From the stoplight cameras, to the license plate scanners, to the cameras on street corners, to the halls of congress, to the Oval Office, to the NSA, IRS, CIA, FBI, and right down to your state and local governments, your privacy and your rights are under attack. Your right to the expectation of privacy has vanished, and your other rights are seriously being abridged.
And all of us seem willing and ready to sacrifice our precious rights and our privacy for a little extra safety and security. Unfortunately the safety and security are an illusion, but the diminishing of our constitutional rights and the loss of our personal right to privacy are not.
It’s too bad that people who expose the government or who criticize the government, or those who try so hard to change the course we are on, are called “traitors” or “terrorists” or ”anti-government nut jobs”. I don’t think Benjamin Franklin, Thomas Jefferson, John Adams – or any of the others who tried so hard to ensure that we the people were free from an oppressive government, as well as from serious governmental and illegal intrusions into our private daily lives were anti-government nut jobs, do you?

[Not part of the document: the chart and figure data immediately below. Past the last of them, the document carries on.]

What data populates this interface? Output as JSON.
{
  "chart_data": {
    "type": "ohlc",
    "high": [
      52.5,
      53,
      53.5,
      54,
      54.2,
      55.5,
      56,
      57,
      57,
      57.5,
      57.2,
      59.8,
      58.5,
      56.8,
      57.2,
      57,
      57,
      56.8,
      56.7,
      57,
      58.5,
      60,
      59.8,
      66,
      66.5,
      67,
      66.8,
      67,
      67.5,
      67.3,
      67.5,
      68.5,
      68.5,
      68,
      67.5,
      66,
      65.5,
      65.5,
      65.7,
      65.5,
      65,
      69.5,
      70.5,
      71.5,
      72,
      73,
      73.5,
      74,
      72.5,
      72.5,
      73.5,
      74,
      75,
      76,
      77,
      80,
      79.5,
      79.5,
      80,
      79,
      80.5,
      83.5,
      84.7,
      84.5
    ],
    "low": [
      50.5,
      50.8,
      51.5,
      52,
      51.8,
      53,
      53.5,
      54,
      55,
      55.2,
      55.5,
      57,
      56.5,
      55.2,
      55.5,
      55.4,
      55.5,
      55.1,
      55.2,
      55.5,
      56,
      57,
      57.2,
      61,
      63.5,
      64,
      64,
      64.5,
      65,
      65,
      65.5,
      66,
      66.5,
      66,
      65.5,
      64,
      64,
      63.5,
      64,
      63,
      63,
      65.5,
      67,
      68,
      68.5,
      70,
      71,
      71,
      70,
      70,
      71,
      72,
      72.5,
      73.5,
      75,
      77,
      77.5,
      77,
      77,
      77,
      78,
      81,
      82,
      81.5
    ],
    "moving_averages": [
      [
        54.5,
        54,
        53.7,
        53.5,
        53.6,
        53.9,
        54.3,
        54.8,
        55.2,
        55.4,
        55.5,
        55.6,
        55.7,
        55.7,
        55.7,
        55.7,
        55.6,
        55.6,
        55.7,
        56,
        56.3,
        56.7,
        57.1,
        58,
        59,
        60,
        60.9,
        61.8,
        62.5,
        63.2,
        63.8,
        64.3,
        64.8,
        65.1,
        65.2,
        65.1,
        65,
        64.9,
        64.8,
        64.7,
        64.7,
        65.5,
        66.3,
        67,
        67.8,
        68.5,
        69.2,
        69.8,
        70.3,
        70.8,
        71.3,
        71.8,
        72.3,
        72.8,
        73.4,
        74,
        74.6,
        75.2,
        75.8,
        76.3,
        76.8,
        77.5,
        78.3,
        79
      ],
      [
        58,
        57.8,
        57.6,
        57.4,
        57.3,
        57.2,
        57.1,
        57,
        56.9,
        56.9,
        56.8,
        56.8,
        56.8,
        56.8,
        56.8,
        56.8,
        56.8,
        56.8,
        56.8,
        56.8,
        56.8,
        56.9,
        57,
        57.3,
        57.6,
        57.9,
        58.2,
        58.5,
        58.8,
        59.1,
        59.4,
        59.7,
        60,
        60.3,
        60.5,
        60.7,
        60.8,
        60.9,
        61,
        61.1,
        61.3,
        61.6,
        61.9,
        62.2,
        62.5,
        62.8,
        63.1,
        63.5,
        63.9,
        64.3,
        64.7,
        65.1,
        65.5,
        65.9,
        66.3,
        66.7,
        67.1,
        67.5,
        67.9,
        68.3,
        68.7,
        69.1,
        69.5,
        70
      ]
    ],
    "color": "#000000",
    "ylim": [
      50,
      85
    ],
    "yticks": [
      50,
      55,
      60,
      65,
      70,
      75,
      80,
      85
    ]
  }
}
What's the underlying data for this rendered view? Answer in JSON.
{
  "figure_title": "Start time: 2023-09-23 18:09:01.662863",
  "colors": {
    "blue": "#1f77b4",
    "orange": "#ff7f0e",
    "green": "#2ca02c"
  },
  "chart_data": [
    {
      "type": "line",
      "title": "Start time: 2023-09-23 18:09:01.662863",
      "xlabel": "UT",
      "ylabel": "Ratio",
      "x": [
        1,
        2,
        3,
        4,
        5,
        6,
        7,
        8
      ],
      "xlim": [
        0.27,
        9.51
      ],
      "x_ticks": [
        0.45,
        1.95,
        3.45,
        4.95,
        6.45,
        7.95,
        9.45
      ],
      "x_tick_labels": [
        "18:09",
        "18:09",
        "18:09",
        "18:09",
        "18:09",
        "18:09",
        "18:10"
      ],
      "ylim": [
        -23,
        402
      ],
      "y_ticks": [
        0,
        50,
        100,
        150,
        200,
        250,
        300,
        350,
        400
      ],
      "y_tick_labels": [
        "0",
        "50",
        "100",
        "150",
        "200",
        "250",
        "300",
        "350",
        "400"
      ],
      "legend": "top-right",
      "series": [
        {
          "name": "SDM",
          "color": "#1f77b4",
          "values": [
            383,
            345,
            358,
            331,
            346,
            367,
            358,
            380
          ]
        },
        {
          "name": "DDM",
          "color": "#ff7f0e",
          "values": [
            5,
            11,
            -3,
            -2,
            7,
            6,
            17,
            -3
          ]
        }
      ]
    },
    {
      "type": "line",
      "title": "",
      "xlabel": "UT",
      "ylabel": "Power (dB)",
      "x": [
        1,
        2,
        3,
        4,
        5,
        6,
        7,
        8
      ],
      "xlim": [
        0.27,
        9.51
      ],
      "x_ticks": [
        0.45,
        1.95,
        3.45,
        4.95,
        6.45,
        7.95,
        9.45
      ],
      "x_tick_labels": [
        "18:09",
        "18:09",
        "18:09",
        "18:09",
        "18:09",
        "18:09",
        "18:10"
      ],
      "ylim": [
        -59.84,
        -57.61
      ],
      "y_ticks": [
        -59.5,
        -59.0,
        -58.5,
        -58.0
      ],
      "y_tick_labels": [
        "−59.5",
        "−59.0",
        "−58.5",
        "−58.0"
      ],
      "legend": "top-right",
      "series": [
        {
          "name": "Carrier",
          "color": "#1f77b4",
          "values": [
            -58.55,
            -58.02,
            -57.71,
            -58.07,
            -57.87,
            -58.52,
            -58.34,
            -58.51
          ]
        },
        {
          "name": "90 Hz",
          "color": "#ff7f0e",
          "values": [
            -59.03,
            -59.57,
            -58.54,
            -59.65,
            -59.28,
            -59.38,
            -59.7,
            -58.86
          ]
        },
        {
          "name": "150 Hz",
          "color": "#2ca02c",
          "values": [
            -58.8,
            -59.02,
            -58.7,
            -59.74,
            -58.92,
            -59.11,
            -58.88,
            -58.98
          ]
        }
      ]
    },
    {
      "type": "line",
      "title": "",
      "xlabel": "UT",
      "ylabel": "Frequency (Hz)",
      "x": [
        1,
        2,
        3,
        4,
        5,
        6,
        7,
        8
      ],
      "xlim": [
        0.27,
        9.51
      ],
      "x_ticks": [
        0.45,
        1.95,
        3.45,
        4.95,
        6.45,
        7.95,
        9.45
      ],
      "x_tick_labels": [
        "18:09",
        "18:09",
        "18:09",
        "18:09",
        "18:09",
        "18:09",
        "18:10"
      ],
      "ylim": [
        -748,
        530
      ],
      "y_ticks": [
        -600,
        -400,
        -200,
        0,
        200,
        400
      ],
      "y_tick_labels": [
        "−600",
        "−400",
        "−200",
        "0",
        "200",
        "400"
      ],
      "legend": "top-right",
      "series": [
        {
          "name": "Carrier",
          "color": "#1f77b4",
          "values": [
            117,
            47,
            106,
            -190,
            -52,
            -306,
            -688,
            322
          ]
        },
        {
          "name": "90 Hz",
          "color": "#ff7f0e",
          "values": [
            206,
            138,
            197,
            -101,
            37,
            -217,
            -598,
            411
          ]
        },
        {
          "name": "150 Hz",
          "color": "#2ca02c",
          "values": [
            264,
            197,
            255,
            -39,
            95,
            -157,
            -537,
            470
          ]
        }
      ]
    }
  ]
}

In the end, we are all to blame, because we have all allowed it to happen. We all stood by and watched while our private lives were being invaded and our freedoms diminished. We allowed ourselves to fear that something else was going to happen, something terrible, something unknown and catastrophic– and the government took advantage of that fear and played on it — and used it as an excuse to suspend some of our constitutional rights, to invade our privacy and thus make a mockery of Abraham Lincoln’s plea that “the government of the people, by the people, and for the people, shall not perish from this Earth”.
I’m glad I’m not a twenty-something right now. I feel sorry for our children and grandchildren and their children. If things go unaltered in the future, none of them will ever know the freedom that most of us enjoyed when we were children and young adults growing up — when we all enjoyed the freedoms and privacy guaranteed by our constitution – which now has become a torn and shredded document. And most of the damage has been done because almost all of us let our fear overcome reason — and the government seized more power by using our fears to control us.
Maybe someday, someone will come along and lead a revolt and take our country back, not in a political way, but in a human way.
It’s not one administration’s fault — to blame one president for all our woes is wrong – the facts show a different history. Our rights have been slowly taken away or altered over many administrations — and all three branches of our government, rather than checking each others’ powers have colluded to create a governmental juggernaut that now will be almost impossible to stop.
In the end is your fault, and it’s my fault. We stood by in fear and let the government take away some of our constitutional freedoms, and now our privacy. Where will it end?
Samuel Johnson wrote that “Patriotism is the last refuge of a scoundrel”, and I couldn’t agree more.